El cuarto día fue peor. Zosia no quería ir a la universidad y yo no sabía cómo ayudarla. Lucía propuso llevarla al parque para despejarse. Volvieron riendo, con helados en la mano y hojas secas pegadas al cabello.

—La vida es más fácil contigo cerca —me dijo Zosia esa noche antes de dormir.

Me dolió admitirlo: tal vez yo era demasiado dura, demasiado exigente. Tal vez necesitaba aprender a soltar un poco el control.

El quinto día recibí una llamada inesperada: mi hija desde España quería hablar conmigo urgentemente.

—Mamá, ¿por qué está Lucía en tu casa? —preguntó con voz tensa.

—Solo está unos días mientras encuentra dónde vivir…

—Ten cuidado. No quiero que te lastime otra vez —me advirtió antes de colgar.

Me quedé mirando el teléfono largo rato. ¿Por qué todos temían tanto a Lucía? ¿Por qué yo misma tenía miedo de abrirle mi corazón?

El sexto día hubo una discusión fuerte durante la cena. Lucía sugirió que Zosia podría buscar trabajo para ayudar con los gastos de la casa.

—¡No es necesario! —grité sin poder evitarlo—. Yo puedo sola.

Lucía me miró con tristeza.

—Siempre quieres hacerlo todo tú sola, Hela. Pero no tienes que cargar con todo el peso del mundo…

Zosia salió corriendo a su cuarto. Yo me quedé temblando de rabia e impotencia.

Esa noche, Lucía hizo las maletas en silencio.
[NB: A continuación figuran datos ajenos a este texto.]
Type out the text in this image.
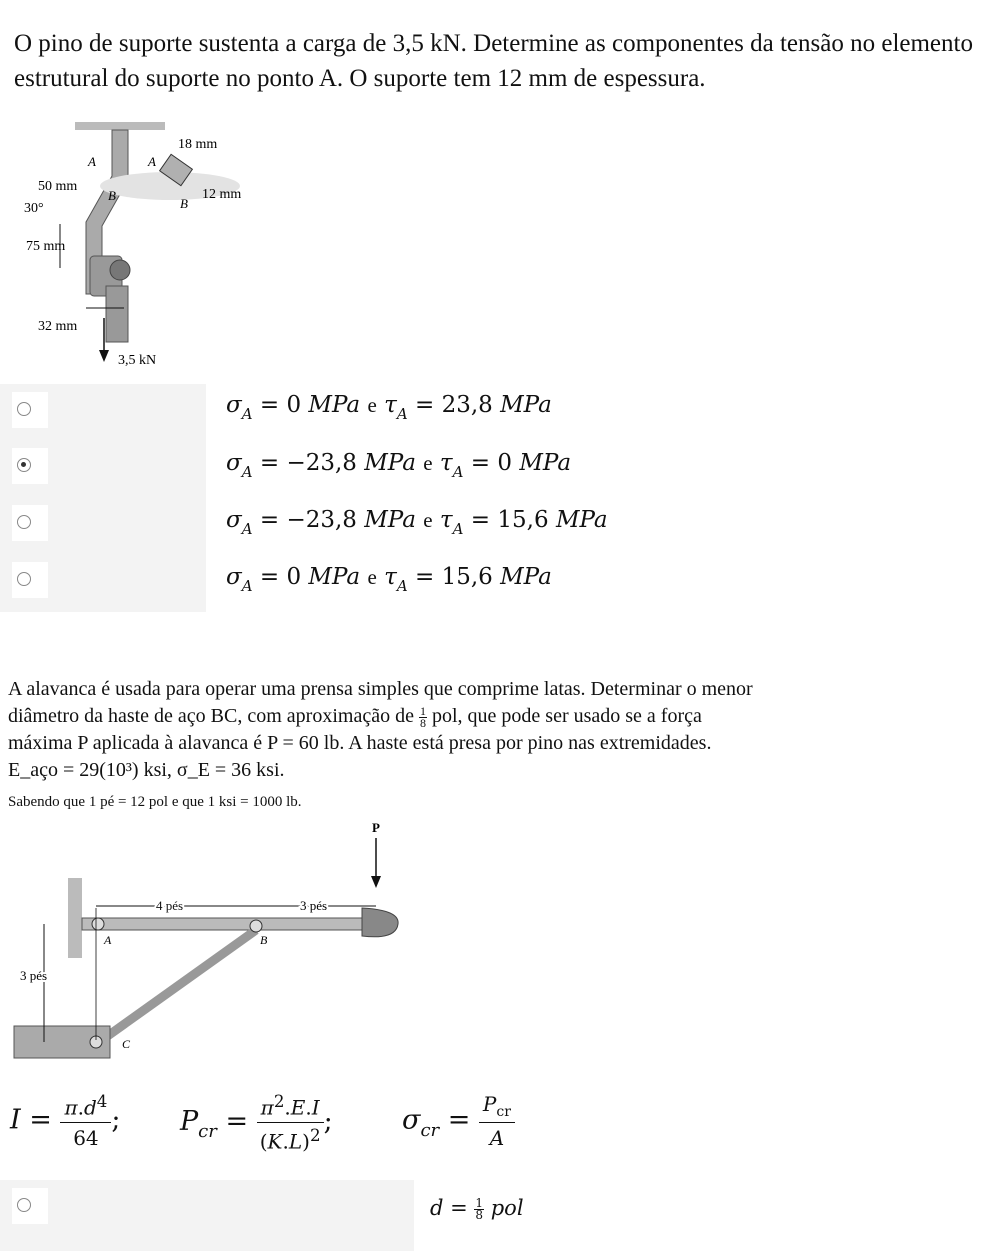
O pino de suporte sustenta a carga de 3,5 kN. Determine as componentes da tensão no elemento

estrutural do suporte no ponto A. O suporte tem 12 mm de espessura.

3,5 kN
A	A
B
B
18 mm
12 mm
50 mm
30°
75 mm
32 mm
$\sigma_A = 0$ MPa e $\tau_A = 23,8$ MPa
$\sigma_A = -23,8$ MPa e $\tau_A = 0$ MPa
$\sigma_A = -23,8$ MPa e $\tau_A = 15,6$ MPa
$\sigma_A = 0$ MPa e $\tau_A = 15,6$ MPa

A alavanca é usada para operar uma prensa simples que comprime latas. Determinar o menor

diâmetro da haste de aço BC, com aproximação de $\frac{1}{8}$ pol, que pode ser usado se a força

máxima P aplicada à alavanca é P = 60 lb. A haste está presa por pino nas extremidades.

E_aço = 29(10³) ksi, σ_E = 36 ksi.

Sabendo que 1 pé = 12 pol e que 1 ksi = 1000 lb.
P
4 pés	3 pés
3 pés
A	B
C
$I = \frac{\pi.d^4}{64}$ ; $P_{cr} = \frac{\pi^2.E.I}{(K.L)^2}$ ;	$\sigma_{cr}$ =
$P_{cr}$
A
$d = \frac{1}{8}$ pol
Al amanecer del séptimo día, estaba lista para irse.

—Gracias por dejarme quedarme —me dijo en la puerta—. Ojalá algún día podamos hablar sin miedo ni reproches.

No supe qué decirle. Solo la abracé fuerte por primera vez en años.

Cuando Zosia despertó y vio que su tía se había ido, lloró desconsolada.

—¿Por qué siempre se va la gente que quiero? —me preguntó entre sollozos.

No tuve respuesta. Solo pude abrazarla y prometerle que haría todo lo posible para que nunca sintiera que estaba sola.

Ahora, mientras escribo esto sentada en la mesa donde desayunamos juntas esa semana, me pregunto: ¿cuántas veces dejamos pasar la oportunidad de sanar viejas heridas por orgullo o miedo? ¿Vale la pena perder a quienes amamos solo por no atrevernos a hablar?